Dash Gordon, separated from his immediate family to train with a stern uncle for a role that had fallen on his shoulders, had always felt completely alone. No one truly understood what caused him to be this way, but he was a misfit. He resented being first hero of the planet, and he acted out to express his anger, rebelling against a social role he hadn’t chosen for himself. By the time he was in his late teens, he had become little more than a reckless, wild punk with few redeeming qualities. However, Drake saw his brother differently. He looked up to Dash despite the fact that his hot-tempered older brother had often been cruel to his younger siblings. Drake saw Dash’s pain, and he always believed his brother to be a hero of sorts. While he wasn’t the first hero that Mongo tradition demanded of him, Dash Gordon was a wild rebel who defied society and its traditions. Because of his very solitary role on a planet of social roles, he was uniquely alone. Dash had no one. But Drake had Della.
Della Gordon was Drake’s twin sister, and she was viewed as the family’s perfect child. She was the good girl who obeyed all the rules and always went the extra mile in doing her chores or studying at school. She was pretty, vivacious, kind, and wholesome, and she often irritated Drake with her know-it-all ways. Still, he loved her dearly, and he shielded her from the worst of Dash’s outbursts.

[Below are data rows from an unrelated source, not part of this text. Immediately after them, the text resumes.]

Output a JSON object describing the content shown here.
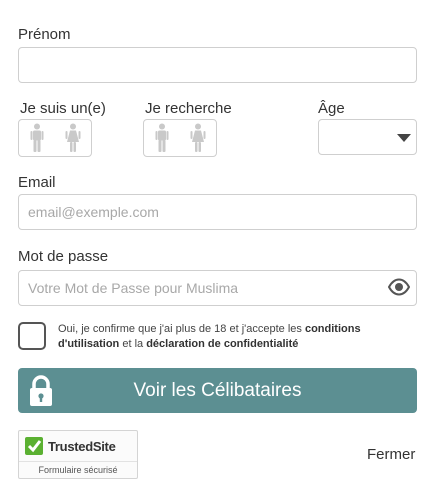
{
  "form": {
    "first_name": {
      "label": "Prénom",
      "value": "",
      "placeholder": ""
    },
    "i_am": {
      "label": "Je suis un(e)"
    },
    "looking_for": {
      "label": "Je recherche"
    },
    "age": {
      "label": "Âge",
      "value": ""
    },
    "email": {
      "label": "Email",
      "value": "",
      "placeholder": "email@exemple.com"
    },
    "password": {
      "label": "Mot de passe",
      "value": "",
      "placeholder": "Votre Mot de Passe pour Muslima"
    },
    "consent": {
      "checked": false,
      "text_1": "Oui, je confirme que j'ai plus de 18 et j'accepte les ",
      "terms_link": "conditions d'utilisation",
      "text_2": " et la ",
      "privacy_link": "déclaration de confidentialité"
    },
    "submit_label": "Voir les Célibataires"
  },
  "trusted_site": {
    "name": "TrustedSite",
    "subtitle": "Formulaire sécurisé"
  },
  "close_label": "Fermer",
  "colors": {
    "button": "#5c8f92",
    "border": "#cfcfcf",
    "trusted_green": "#5ab031"
  }
}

He thought for a moment about something Della had once told him after class. She was a natural teacher’s pet and seemed to be loved by even their robotic educators, if such a thing could be believed. She also loved to read, and she once told Drake about some play by the Earth writer Shakespeare.
“In the ancient world, people often felt their destinies were reflected by changes in the natural world,” she had said, eagerly explaining what she had learned on her own. “Meteors, bolts of lightning, strange sights and sounds often happened before some major life-altering event.”
At the time, Drake had listened but made little response. Now, he stood in the darkness in the midst of a rather dangerous neighborhood in HubCore, Earth, and he admitted how very true her words had been. A flash of lightning had indeed changed their lives forever.